As for the people involved in this, they will probably not learn their lesson. Some people will lose their jobs, but probably the worst culprits will have cashed in their gains and start the hunt for the new financial Eldorado. However the average joe investor stung by this, will be licking his wounds until things change for the better. Probably not that much justice in this fact... However, at the risk of soundin as the devils attorney, investors got drawn in by the promise of substantial returns, which turned out to be empty promises, so the good ol "caveat emptor" should be at the forefront of investors thinking.

Robert, I am not sure, if politicians can do anything about it (bed credit fiasco) except making it more bureaucratic but people sitting other side of boundary ( Investment bankers, hedge fund managers and Private equity funds managers) are not the best bet either :(

  • 15.
  • At 10:34 AM on 04 Sep 2007,
  • Ian wrote:

One very good thing seems to have come out of all of this mess is that a degree of sanity has come into the market.

The stock market has boomed like a bubble based upon the thought that any company, however big, is a potential target for private equity. Boots is a classic case in point.

People have borrowed large sums on the basis of making short term gains by re-engineering the business.

They cut out anything they can that does not directly drive forward profits, take some money out then look to make some more money by selling it back on to the stock exchange or to some one else.

With the current tax regime for private equity the market is still skewed in the favour of high leveraged private equity and hedge funds. By allowing this to continue governments have caused all the current crisis.

We have had ten years of a government more interested in spin and tomorrow's Daily Mail headline not the long term benefit of the country.

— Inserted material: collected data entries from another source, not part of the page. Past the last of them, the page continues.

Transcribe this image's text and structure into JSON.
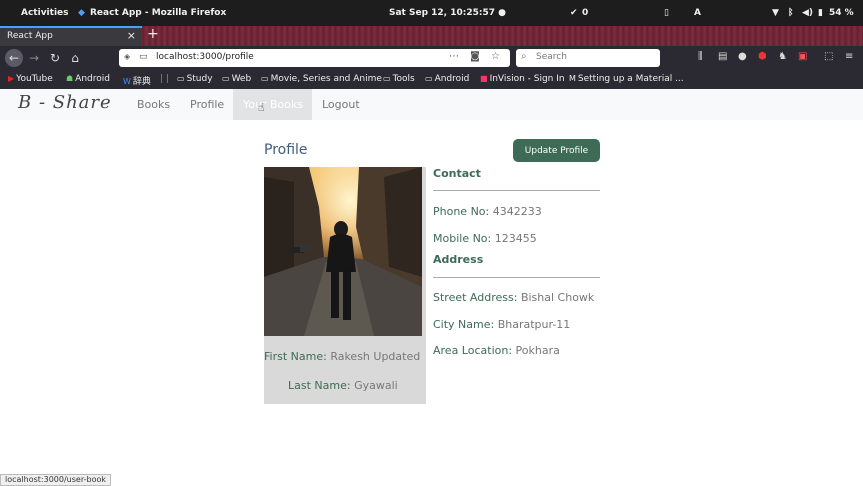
{
  "system": {
    "activities": "Activities",
    "window_title": "React App - Mozilla Firefox",
    "clock": "Sat Sep 12, 10:25:57 ●",
    "check_count": "0",
    "keyboard_label": "A",
    "battery": "54 %"
  },
  "browser": {
    "tab_title": "React App",
    "url": "localhost:3000/profile",
    "search_placeholder": "Search",
    "bookmarks": [
      {
        "icon": "youtube-icon",
        "label": "YouTube"
      },
      {
        "icon": "android-icon",
        "label": "Android"
      },
      {
        "icon": "w-icon",
        "label": "辞典"
      },
      {
        "icon": "folder-icon",
        "label": "Study"
      },
      {
        "icon": "folder-icon",
        "label": "Web"
      },
      {
        "icon": "folder-icon",
        "label": "Movie, Series and Anime"
      },
      {
        "icon": "folder-icon",
        "label": "Tools"
      },
      {
        "icon": "folder-icon",
        "label": "Android"
      },
      {
        "icon": "invision-icon",
        "label": "InVision - Sign In"
      },
      {
        "icon": "medium-icon",
        "label": "Setting up a Material ..."
      }
    ],
    "status_url": "localhost:3000/user-book"
  },
  "app": {
    "brand": "B - Share",
    "nav": [
      "Books",
      "Profile",
      "Your Books",
      "Logout"
    ],
    "page_title": "Profile",
    "update_button": "Update Profile",
    "profile": {
      "first_name_label": "First Name:",
      "first_name": "Rakesh Updated",
      "last_name_label": "Last Name:",
      "last_name": "Gyawali"
    },
    "contact": {
      "heading": "Contact",
      "phone_label": "Phone No:",
      "phone": "4342233",
      "mobile_label": "Mobile No:",
      "mobile": "123455"
    },
    "address": {
      "heading": "Address",
      "street_label": "Street Address:",
      "street": "Bishal Chowk",
      "city_label": "City Name:",
      "city": "Bharatpur-11",
      "area_label": "Area Location:",
      "area": "Pokhara"
    }
  },
  "colors": {
    "accent_green": "#3d6b55",
    "title_blue": "#3e5e7e",
    "navbar_bg": "#f8f9fa"
  }
}
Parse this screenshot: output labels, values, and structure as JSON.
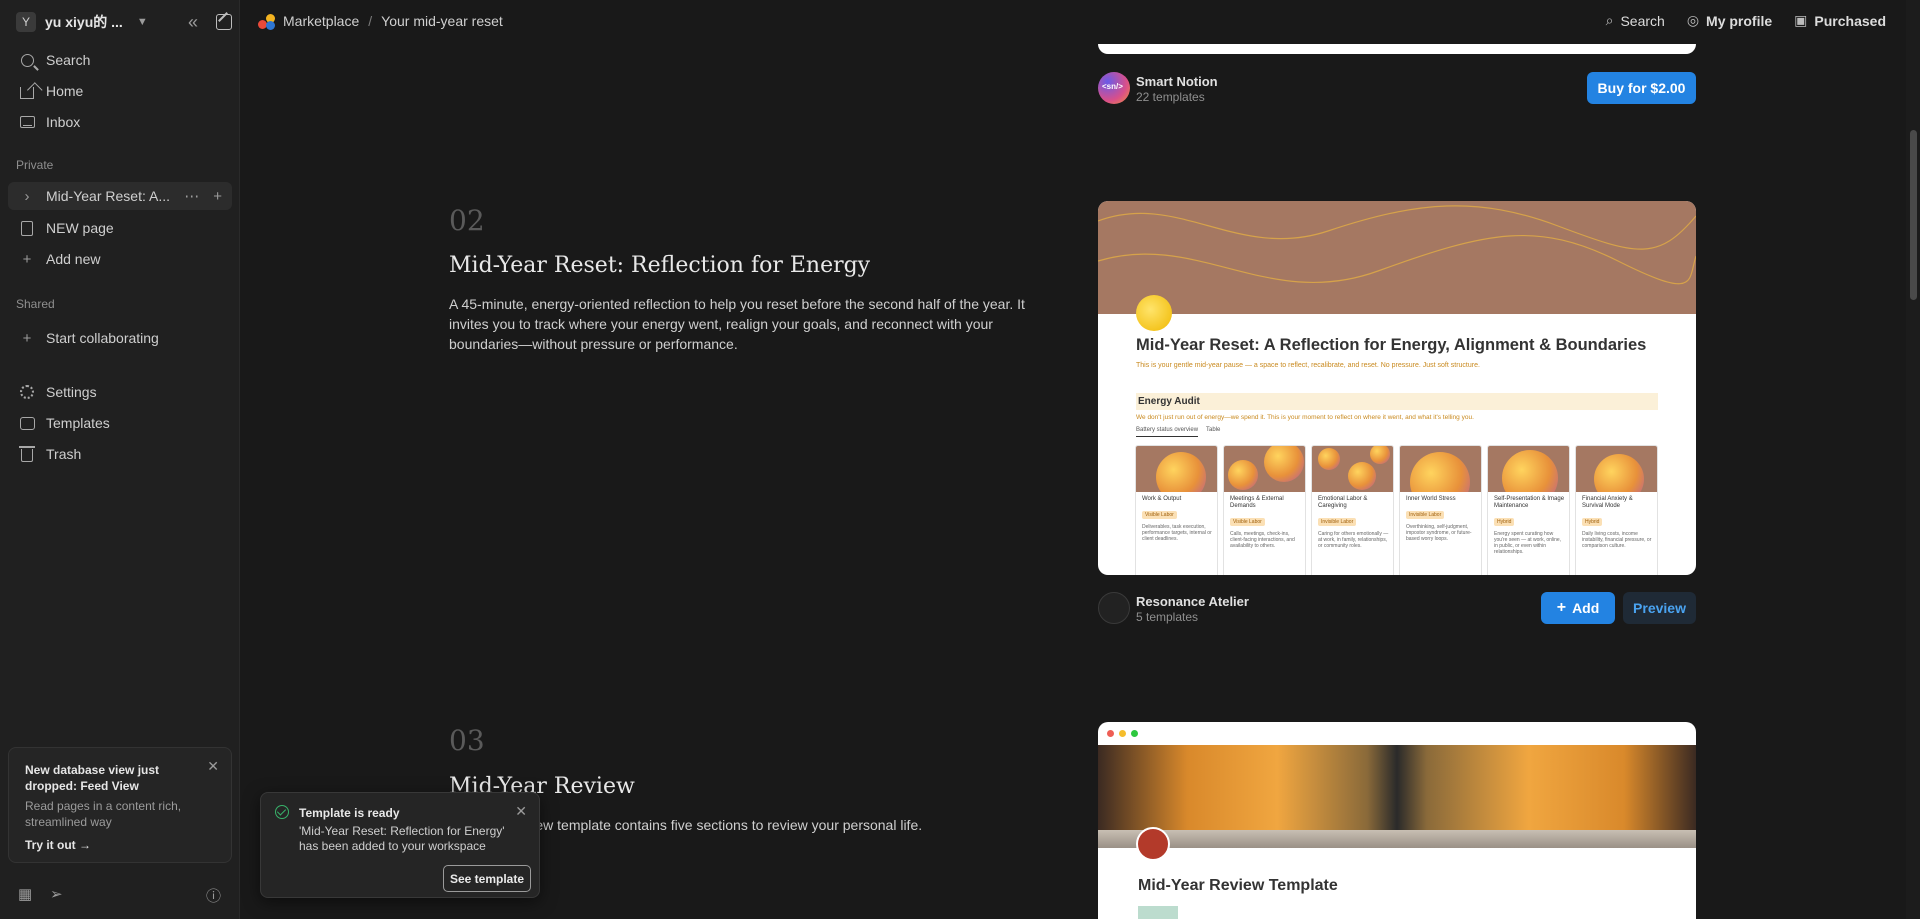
{
  "workspace": {
    "avatar": "Y",
    "name": "yu xiyu的 ..."
  },
  "sidebar": {
    "top": [
      {
        "label": "Search",
        "icon": "search-icon"
      },
      {
        "label": "Home",
        "icon": "home-icon"
      },
      {
        "label": "Inbox",
        "icon": "inbox-icon"
      }
    ],
    "private_label": "Private",
    "private": [
      {
        "label": "Mid-Year Reset: A...",
        "icon": "chevron-right-icon"
      },
      {
        "label": "NEW page",
        "icon": "page-icon"
      },
      {
        "label": "Add new",
        "icon": "plus-icon"
      }
    ],
    "shared_label": "Shared",
    "shared": [
      {
        "label": "Start collaborating",
        "icon": "plus-icon"
      }
    ],
    "bottom": [
      {
        "label": "Settings",
        "icon": "gear-icon"
      },
      {
        "label": "Templates",
        "icon": "templates-icon"
      },
      {
        "label": "Trash",
        "icon": "trash-icon"
      }
    ],
    "notice": {
      "title": "New database view just dropped: Feed View",
      "text": "Read pages in a content rich, streamlined way",
      "link": "Try it out →"
    }
  },
  "topbar": {
    "breadcrumb": [
      "Marketplace",
      "Your mid-year reset"
    ],
    "search": "Search",
    "profile": "My profile",
    "purchased": "Purchased"
  },
  "section1": {
    "creator": "Smart Notion",
    "count": "22 templates",
    "avatar_text": "<sn/>",
    "buy": "Buy for $2.00"
  },
  "section2": {
    "num": "02",
    "title": "Mid-Year Reset: Reflection for Energy",
    "desc": "A 45-minute, energy-oriented reflection to help you reset before the second half of the year. It invites you to track where your energy went, realign your goals, and reconnect with your boundaries—without pressure or performance.",
    "preview": {
      "title": "Mid-Year Reset: A Reflection for Energy, Alignment & Boundaries",
      "subtitle": "This is your gentle mid-year pause — a space to reflect, recalibrate, and reset. No pressure. Just soft structure.",
      "audit": "Energy Audit",
      "audit_sub": "We don't just run out of energy—we spend it. This is your moment to reflect on where it went, and what it's telling you.",
      "tabs": [
        "Battery status overview",
        "Table"
      ],
      "cards": [
        {
          "label": "Work & Output",
          "tag": "Visible Labor",
          "text": "Deliverables, task execution, performance targets, internal or client deadlines."
        },
        {
          "label": "Meetings & External Demands",
          "tag": "Visible Labor",
          "text": "Calls, meetings, check-ins, client-facing interactions, and availability to others."
        },
        {
          "label": "Emotional Labor & Caregiving",
          "tag": "Invisible Labor",
          "text": "Caring for others emotionally — at work, in family, relationships, or community roles."
        },
        {
          "label": "Inner World Stress",
          "tag": "Invisible Labor",
          "text": "Overthinking, self-judgment, impostor syndrome, or future-based worry loops."
        },
        {
          "label": "Self-Presentation & Image Maintenance",
          "tag": "Hybrid",
          "text": "Energy spent curating how you're seen — at work, online, in public, or even within relationships."
        },
        {
          "label": "Financial Anxiety & Survival Mode",
          "tag": "Hybrid",
          "text": "Daily living costs, income instability, financial pressure, or comparison culture."
        }
      ]
    },
    "creator": "Resonance Atelier",
    "count": "5 templates",
    "add": "Add",
    "preview_btn": "Preview"
  },
  "section3": {
    "num": "03",
    "title": "Mid-Year Review",
    "desc": "Mid Year Review template contains five sections to review your personal life.",
    "preview_title": "Mid-Year Review Template"
  },
  "toast": {
    "title": "Template is ready",
    "body": "'Mid-Year Reset: Reflection for Energy' has been added to your workspace",
    "button": "See template"
  },
  "colors": {
    "accent": "#2383e2",
    "success": "#38b26a",
    "banner": "#a57862"
  }
}
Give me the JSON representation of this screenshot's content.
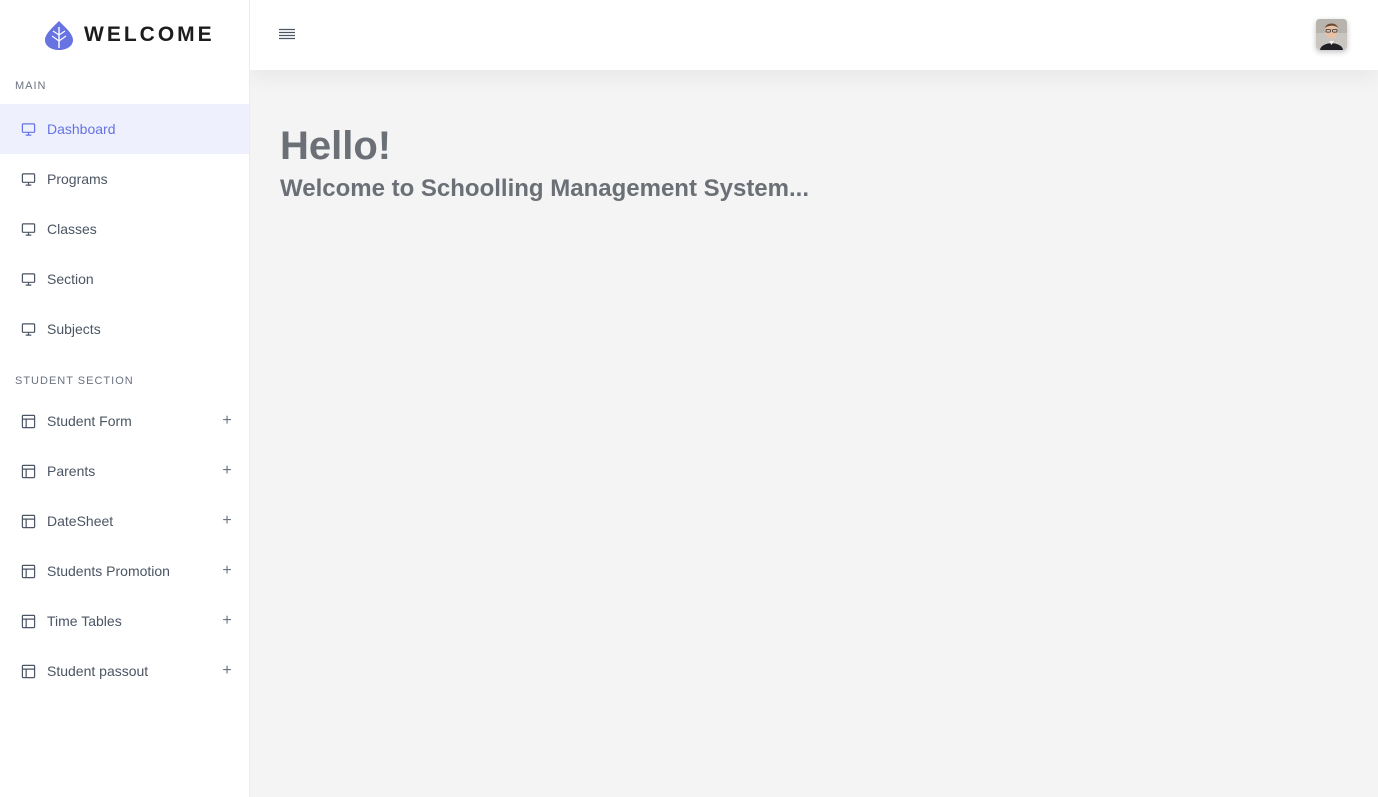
{
  "brand": {
    "name": "WELCOME",
    "logo_icon": "leaf-icon",
    "accent": "#6673e0"
  },
  "sidebar": {
    "main_label": "MAIN",
    "main_items": [
      {
        "label": "Dashboard",
        "icon": "monitor-icon",
        "active": true
      },
      {
        "label": "Programs",
        "icon": "monitor-icon"
      },
      {
        "label": "Classes",
        "icon": "monitor-icon"
      },
      {
        "label": "Section",
        "icon": "monitor-icon"
      },
      {
        "label": "Subjects",
        "icon": "monitor-icon"
      }
    ],
    "student_label": "STUDENT SECTION",
    "student_items": [
      {
        "label": "Student Form",
        "icon": "layout-icon",
        "expand": "+"
      },
      {
        "label": "Parents",
        "icon": "layout-icon",
        "expand": "+"
      },
      {
        "label": "DateSheet",
        "icon": "layout-icon",
        "expand": "+"
      },
      {
        "label": "Students Promotion",
        "icon": "layout-icon",
        "expand": "+"
      },
      {
        "label": "Time Tables",
        "icon": "layout-icon",
        "expand": "+"
      },
      {
        "label": "Student passout",
        "icon": "layout-icon",
        "expand": "+"
      }
    ]
  },
  "header": {
    "menu_icon": "hamburger-icon",
    "avatar_icon": "user-avatar"
  },
  "main": {
    "greeting": "Hello!",
    "subtitle": "Welcome to Schoolling Management System..."
  },
  "colors": {
    "active_bg": "#eef0fd",
    "text": "#4b5563",
    "heading": "#6b6f76",
    "page_bg": "#f4f4f4"
  }
}
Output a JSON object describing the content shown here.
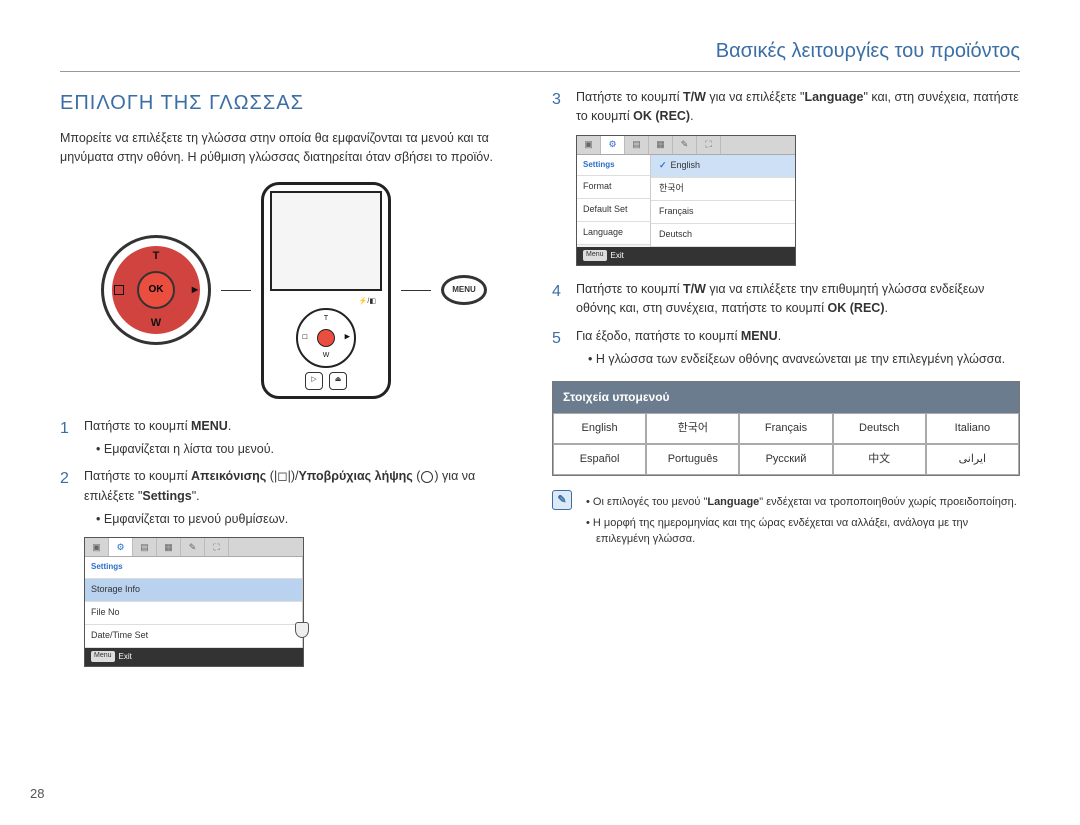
{
  "header": {
    "title": "Βασικές λειτουργίες του προϊόντος"
  },
  "section_title": "ΕΠΙΛΟΓΗ ΤΗΣ ΓΛΩΣΣΑΣ",
  "intro": "Μπορείτε να επιλέξετε τη γλώσσα στην οποία θα εμφανίζονται τα μενού και τα μηνύματα στην οθόνη. Η ρύθμιση γλώσσας διατηρείται όταν σβήσει το προϊόν.",
  "dpad": {
    "t": "T",
    "w": "W",
    "ok": "OK",
    "menu": "MENU"
  },
  "mini": {
    "t": "T",
    "w": "W",
    "l": "◻",
    "r": "▶"
  },
  "small_btns": {
    "a": "▷",
    "b": "⏏"
  },
  "steps_left": [
    {
      "num": "1",
      "text_parts": [
        "Πατήστε το κουμπί ",
        "MENU",
        "."
      ],
      "bullets": [
        "Εμφανίζεται η λίστα του μενού."
      ]
    },
    {
      "num": "2",
      "text_parts": [
        "Πατήστε το κουμπί ",
        "Απεικόνισης",
        " (|◻|)/",
        "Υποβρύχιας λήψης",
        " (",
        ") για να επιλέξετε \"",
        "Settings",
        "\"."
      ],
      "bullets": [
        "Εμφανίζεται το μενού ρυθμίσεων."
      ]
    }
  ],
  "steps_right": [
    {
      "num": "3",
      "text_parts": [
        "Πατήστε το κουμπί ",
        "T/W",
        " για να επιλέξετε \"",
        "Language",
        "\" και, στη συνέχεια, πατήστε το κουμπί ",
        "OK (REC)",
        "."
      ]
    },
    {
      "num": "4",
      "text_parts": [
        "Πατήστε το κουμπί ",
        "T/W",
        " για να επιλέξετε την επιθυμητή γλώσσα ενδείξεων οθόνης και, στη συνέχεια, πατήστε το κουμπί ",
        "OK (REC)",
        "."
      ]
    },
    {
      "num": "5",
      "text_parts": [
        "Για έξοδο, πατήστε το κουμπί ",
        "MENU",
        "."
      ],
      "bullets": [
        "Η γλώσσα των ενδείξεων οθόνης ανανεώνεται με την επιλεγμένη γλώσσα."
      ]
    }
  ],
  "screenshot1": {
    "header": "Settings",
    "rows": [
      "Storage Info",
      "File No",
      "Date/Time Set"
    ],
    "exit_label": "Exit",
    "menu_chip": "Menu"
  },
  "screenshot2": {
    "header": "Settings",
    "left_rows": [
      "Format",
      "Default Set",
      "Language"
    ],
    "langs": [
      "English",
      "한국어",
      "Français",
      "Deutsch"
    ],
    "exit_label": "Exit",
    "menu_chip": "Menu"
  },
  "submenu": {
    "title": "Στοιχεία υπομενού",
    "items": [
      "English",
      "한국어",
      "Français",
      "Deutsch",
      "Italiano",
      "Español",
      "Português",
      "Русский",
      "中文",
      "ایرانی"
    ]
  },
  "notes": [
    "Οι επιλογές του μενού \"Language\" ενδέχεται να τροποποιηθούν χωρίς προειδοποίηση.",
    "Η μορφή της ημερομηνίας και της ώρας ενδέχεται να αλλάξει, ανάλογα με την επιλεγμένη γλώσσα."
  ],
  "note_icon": "✎",
  "page_number": "28"
}
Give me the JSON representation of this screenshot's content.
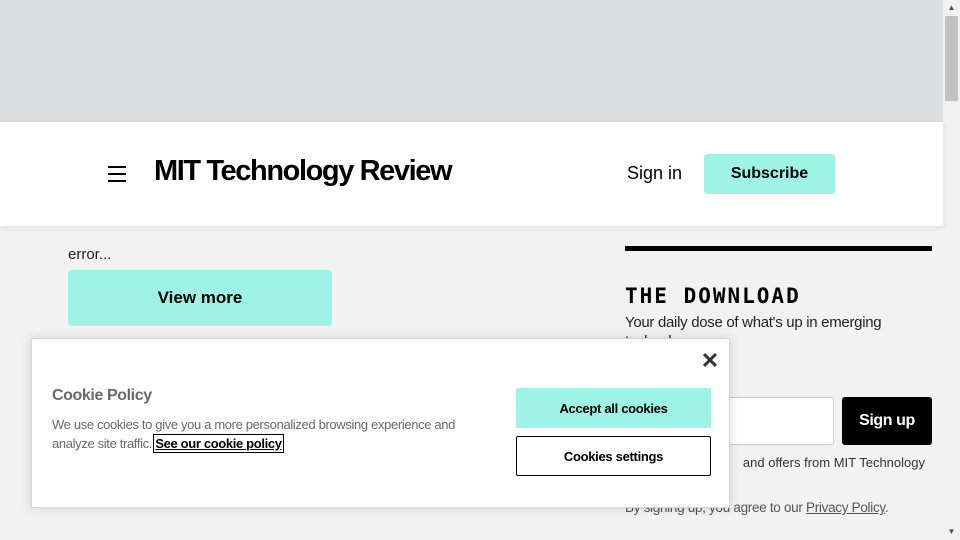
{
  "header": {
    "logo": "MIT Technology Review",
    "sign_in": "Sign in",
    "subscribe": "Subscribe"
  },
  "main": {
    "snippet_tail": "error...",
    "view_more": "View more"
  },
  "newsletter": {
    "title": "THE DOWNLOAD",
    "description": "Your daily dose of what's up in emerging technology",
    "email_placeholder": "",
    "sign_up": "Sign up",
    "offers_text": "and offers from MIT Technology",
    "agree_prefix": "By signing up, you agree to our ",
    "privacy_link": "Privacy Policy",
    "agree_suffix": "."
  },
  "cookie_banner": {
    "title": "Cookie Policy",
    "text": "We use cookies to give you a more personalized browsing experience and analyze site traffic. ",
    "link": "See our cookie policy",
    "accept": "Accept all cookies",
    "settings": "Cookies settings",
    "close_icon": "close-icon"
  },
  "scrollbar": {
    "up_icon": "scroll-up-arrow-icon",
    "down_icon": "scroll-down-arrow-icon"
  },
  "colors": {
    "accent": "#9ef2e6",
    "ad_band": "#dcdddf",
    "page_bg": "#f2f2f2",
    "black": "#000000"
  }
}
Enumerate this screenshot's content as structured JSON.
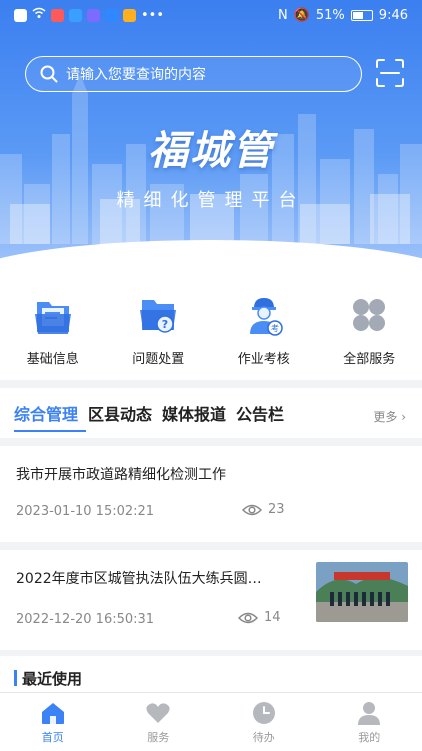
{
  "status_bar": {
    "battery": "51%",
    "time": "9:46"
  },
  "search": {
    "placeholder": "请输入您要查询的内容"
  },
  "brand": {
    "title": "福城管",
    "subtitle": "精细化管理平台"
  },
  "quick_entries": [
    {
      "label": "基础信息",
      "icon": "folder-doc-icon"
    },
    {
      "label": "问题处置",
      "icon": "folder-question-icon"
    },
    {
      "label": "作业考核",
      "icon": "worker-exam-icon"
    },
    {
      "label": "全部服务",
      "icon": "grid-icon"
    }
  ],
  "news": {
    "tabs": [
      "综合管理",
      "区县动态",
      "媒体报道",
      "公告栏"
    ],
    "more": "更多",
    "items": [
      {
        "title": "我市开展市政道路精细化检测工作",
        "date": "2023-01-10 15:02:21",
        "views": "23"
      },
      {
        "title": "2022年度市区城管执法队伍大练兵圆…",
        "date": "2022-12-20 16:50:31",
        "views": "14",
        "has_thumb": true
      }
    ]
  },
  "recent": {
    "title": "最近使用"
  },
  "bottom_nav": [
    {
      "label": "首页",
      "active": true
    },
    {
      "label": "服务"
    },
    {
      "label": "待办"
    },
    {
      "label": "我的"
    }
  ],
  "colors": {
    "primary": "#3b82f6",
    "hero_top": "#3b7ff0"
  }
}
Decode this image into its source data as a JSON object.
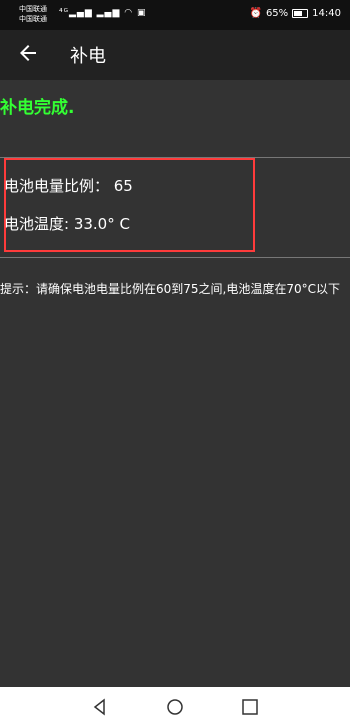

Our pensions have been decimated by a short term grab and our childrens education, health and the long term finances of the contry are about to be destroyed by PFI and PPP over the next twenty five years.

Metronet may just be the first disaster but there are many more disasters waiting to come out of the woodwork.

After all what can we expect from a government that sells the UK tax offices to an offshore fund based in a tax haven.

In the immortal words of Billy Connolly it is too late to worry about the big things in life because the f***wits are in charge.

  • 16.
  • At 11:46 AM on 04 Sep 2007,
  • Brian Abbott wrote:

It has always been the case that the majority of people working at senior levels in the finance markets are primarily motivated by greed.

Expecting them to concern themselves with 'the greater good' is a foolish chimera.

Developments over the last decade or so have simply put more power in their hands.

Against this background the ultimate blame has to rest with those governments (particularly the UK's), who should have put constraints in place but instead have been content to turn a blind eye and accept the donations.

PS: You being hysterical? No, I think it's about time someone rattled the bars on the cages.

  • 17.
  • At 03:01 PM on 04 Sep 2007,
  • Jacques Cartier wrote:

As Jonesy used to say, don't panic! These are only paper losses. Money is just an idea. My advice for everyone is not to take it too seriously. Have a lie in bed, watch daytime TV, have a smoke and make some home brew. Whatever you do, don't worry - leave that to the suits, who are paid for it. Lastly, be like my uncle Jack. He never made much money after the war, but he turns 100 this month and he's still smiling because he's outlived his debt collectors!

  • 18.
  • At 04:30 PM on 04 Sep 2007,
  • P.Dough wrote:

Not wanting to be "euphemistically restructured" myself, I have long advocated the more continental practice of central bank revision. That simply involves no more than two central bank inspectors arriving on-site (international branches included) and applying a handful of tests. It may result in a plethora of requirements, especially for banks with a "culture of negligence", yet for the longer term benefits of the really serious players has proven invaluable whilst remaining the only viable way to avoid paying lip service vis. Gordon's "transparency and regulation".